BNPT Akui Bantu Profiling TWK Pegawai KPK

Jumat 28 May 2021 00:08 WIB

Red: Indira Rezkisari

Perwakilan 75 pegawai KPK yang dinyatakan tidak lolos Tes Wawasan Kebangsaan (TWK) berfoto bersama usai audiensi dengan Komisioner Komnas HAM di Jakarta, Senin (24/5/2021). Perwakilan 75 pegawai KPK yang dinyatakan tidak lolos TWK dengan didampingi beberapa lembaga hukum melakukan pengaduan terkait dugaan pelanggaran HAM pada asesmen TWK.

Perwakilan 75 pegawai KPK yang dinyatakan tidak lolos Tes Wawasan Kebangsaan (TWK) berfoto bersama usai audiensi dengan Komisioner Komnas HAM di Jakarta, Senin (24/5/2021). Perwakilan 75 pegawai KPK yang dinyatakan tidak lolos TWK dengan didampingi beberapa lembaga hukum melakukan pengaduan terkait dugaan pelanggaran HAM pada asesmen TWK.

Foto: ANTARA/M Risyal Hidayat
BNPT tidak terlibat menentukan kelulusan pegawai KPK.

REPUBLIKA.CO.ID, JAKARTA -- Kepala Badan Nasional Penanggulangan Terorisme (BNPT), Boy Rafli Amar, mengakui lembaganya diminta Badan Kepegawaian Negara (BKN) untuk membantu dalam profiling tes Calon Pegawai Negeri Sipil (CPNS) Tes Wawasan Kebangsaan (TWK) pegawai KPK. Hasil TWK pegawai KPK saat ini sedang menuai polemik.

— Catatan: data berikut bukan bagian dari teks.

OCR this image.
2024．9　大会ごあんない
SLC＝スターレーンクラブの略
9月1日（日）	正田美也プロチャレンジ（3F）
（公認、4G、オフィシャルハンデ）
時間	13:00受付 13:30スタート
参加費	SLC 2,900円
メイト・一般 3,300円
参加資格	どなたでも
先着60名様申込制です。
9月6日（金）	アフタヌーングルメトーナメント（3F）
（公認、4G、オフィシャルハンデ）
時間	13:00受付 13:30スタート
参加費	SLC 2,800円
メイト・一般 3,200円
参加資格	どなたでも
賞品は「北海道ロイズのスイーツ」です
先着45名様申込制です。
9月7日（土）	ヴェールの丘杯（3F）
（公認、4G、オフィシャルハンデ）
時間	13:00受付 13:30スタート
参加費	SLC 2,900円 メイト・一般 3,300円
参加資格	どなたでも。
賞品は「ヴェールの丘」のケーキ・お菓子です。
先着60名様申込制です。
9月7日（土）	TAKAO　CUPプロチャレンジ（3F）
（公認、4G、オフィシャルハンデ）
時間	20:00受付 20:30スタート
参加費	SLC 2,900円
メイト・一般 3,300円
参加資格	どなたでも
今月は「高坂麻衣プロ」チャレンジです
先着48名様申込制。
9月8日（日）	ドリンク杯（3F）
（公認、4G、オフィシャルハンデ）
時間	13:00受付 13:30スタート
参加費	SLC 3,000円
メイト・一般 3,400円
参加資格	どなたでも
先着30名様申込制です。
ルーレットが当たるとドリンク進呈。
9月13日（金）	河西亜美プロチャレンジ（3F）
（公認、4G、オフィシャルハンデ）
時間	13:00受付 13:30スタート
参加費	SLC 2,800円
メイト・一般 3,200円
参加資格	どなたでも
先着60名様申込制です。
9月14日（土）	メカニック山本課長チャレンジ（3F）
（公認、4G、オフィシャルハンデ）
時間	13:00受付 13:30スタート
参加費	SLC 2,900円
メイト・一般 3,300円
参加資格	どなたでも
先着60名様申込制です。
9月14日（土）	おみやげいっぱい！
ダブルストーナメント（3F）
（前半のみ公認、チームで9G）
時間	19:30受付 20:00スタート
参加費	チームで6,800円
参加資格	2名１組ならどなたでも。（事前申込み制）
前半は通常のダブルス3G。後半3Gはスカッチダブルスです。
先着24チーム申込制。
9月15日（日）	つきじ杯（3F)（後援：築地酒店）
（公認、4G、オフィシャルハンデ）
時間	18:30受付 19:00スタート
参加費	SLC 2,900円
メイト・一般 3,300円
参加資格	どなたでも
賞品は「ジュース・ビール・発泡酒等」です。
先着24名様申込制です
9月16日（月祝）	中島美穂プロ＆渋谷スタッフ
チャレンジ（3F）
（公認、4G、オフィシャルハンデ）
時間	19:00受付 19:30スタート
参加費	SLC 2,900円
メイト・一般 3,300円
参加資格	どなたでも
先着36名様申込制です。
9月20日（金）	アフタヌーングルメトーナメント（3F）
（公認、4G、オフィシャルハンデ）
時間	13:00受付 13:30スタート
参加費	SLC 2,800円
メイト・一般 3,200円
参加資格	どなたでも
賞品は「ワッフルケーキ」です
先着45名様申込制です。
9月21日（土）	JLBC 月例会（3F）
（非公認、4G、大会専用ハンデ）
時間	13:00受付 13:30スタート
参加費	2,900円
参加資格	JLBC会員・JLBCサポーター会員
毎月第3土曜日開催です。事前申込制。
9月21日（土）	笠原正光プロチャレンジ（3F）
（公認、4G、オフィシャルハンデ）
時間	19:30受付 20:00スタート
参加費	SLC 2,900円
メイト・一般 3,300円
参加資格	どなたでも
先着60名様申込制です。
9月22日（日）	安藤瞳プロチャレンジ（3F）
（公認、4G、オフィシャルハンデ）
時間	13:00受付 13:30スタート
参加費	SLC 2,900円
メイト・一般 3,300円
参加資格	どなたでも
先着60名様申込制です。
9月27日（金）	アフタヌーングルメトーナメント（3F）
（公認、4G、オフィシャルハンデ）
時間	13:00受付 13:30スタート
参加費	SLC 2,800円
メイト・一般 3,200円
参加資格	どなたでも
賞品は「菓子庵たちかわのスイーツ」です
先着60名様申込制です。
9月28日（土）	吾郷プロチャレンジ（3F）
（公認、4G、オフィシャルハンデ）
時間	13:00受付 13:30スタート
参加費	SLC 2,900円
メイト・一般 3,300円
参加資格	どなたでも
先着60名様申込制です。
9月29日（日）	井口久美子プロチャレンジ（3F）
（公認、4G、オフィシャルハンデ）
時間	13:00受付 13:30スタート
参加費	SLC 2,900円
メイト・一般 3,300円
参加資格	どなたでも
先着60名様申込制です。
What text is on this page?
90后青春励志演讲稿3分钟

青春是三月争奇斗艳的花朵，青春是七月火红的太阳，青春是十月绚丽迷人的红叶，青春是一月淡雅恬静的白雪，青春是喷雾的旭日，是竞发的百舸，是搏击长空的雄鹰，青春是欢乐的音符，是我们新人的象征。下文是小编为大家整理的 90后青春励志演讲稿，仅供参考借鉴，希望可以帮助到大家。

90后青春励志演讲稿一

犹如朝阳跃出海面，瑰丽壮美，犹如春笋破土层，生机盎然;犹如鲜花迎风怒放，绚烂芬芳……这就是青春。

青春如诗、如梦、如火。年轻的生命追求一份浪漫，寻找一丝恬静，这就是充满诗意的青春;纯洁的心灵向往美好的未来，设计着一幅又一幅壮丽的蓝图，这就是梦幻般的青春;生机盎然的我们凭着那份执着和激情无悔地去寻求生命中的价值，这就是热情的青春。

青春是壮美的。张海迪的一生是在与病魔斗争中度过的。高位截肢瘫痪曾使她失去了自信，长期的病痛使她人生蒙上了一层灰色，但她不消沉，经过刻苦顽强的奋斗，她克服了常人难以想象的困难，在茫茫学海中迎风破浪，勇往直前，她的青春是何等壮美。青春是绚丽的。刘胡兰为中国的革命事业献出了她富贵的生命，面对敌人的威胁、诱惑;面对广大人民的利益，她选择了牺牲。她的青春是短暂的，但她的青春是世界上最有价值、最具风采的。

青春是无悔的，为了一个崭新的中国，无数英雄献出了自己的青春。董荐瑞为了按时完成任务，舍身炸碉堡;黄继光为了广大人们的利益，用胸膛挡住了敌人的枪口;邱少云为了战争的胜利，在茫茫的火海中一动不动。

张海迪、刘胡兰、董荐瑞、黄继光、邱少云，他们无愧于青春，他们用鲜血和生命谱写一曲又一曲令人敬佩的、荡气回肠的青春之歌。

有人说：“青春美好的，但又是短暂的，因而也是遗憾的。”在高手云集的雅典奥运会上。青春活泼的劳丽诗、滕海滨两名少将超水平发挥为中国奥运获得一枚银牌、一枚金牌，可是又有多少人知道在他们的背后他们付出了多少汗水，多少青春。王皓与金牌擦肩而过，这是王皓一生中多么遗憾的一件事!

"Peran BNPT dalam TWK yang dilakukan BKN, kami diminta untuk membantu profiling dalam tes CPNS," kata Boy Rafli dalam Rapat Dengar Pendapat (RDP) Komisi III DPR RI di Kompleks Parlemen, Jakarta, Kamis (27/5).

Baca Juga

Menurut dia, BNPT telah menugaskan salah satu unit kerja di institusi tersebut untuk membantu profiling seperti yang diminta BKN. Dia menjelaskan karena peserta TWK tersebut lebih dari 1.000 orang maka setelah dilakukan diskusi, bukan hanya BNPT yang ikut membantu proses profiling tersebut.

"Kami menugaskan petugas setingkat Eselon 3 untuk bersama-sama dengan Tim BKN untuk melakukan profiling. Personel kami yang bergabung di bawah koordinasi BKN sebagai assesor," ujarnya.

Boy menegaskan bahwa siapa yang lulus dan tidak lulus TWK merupakan mekanisme yang telah ditetapkan BKN sebagai penyelenggara tes tersebut.

Dalam RDP tersebut, anggota Komisi III DPR RI Aboe Bakar Al Habsyi meminta klarifikasi BNPT terkait kabar yang beredar bahwa lembaga tersebut disebut sebagai pihak yang dilibatkan dalam TWK pegawai KPK. Dia menanyakan apakah BNPT membantu dalam membuat materi TWK atau dilibatkan sebagai tim asesor dalam tes tersebut.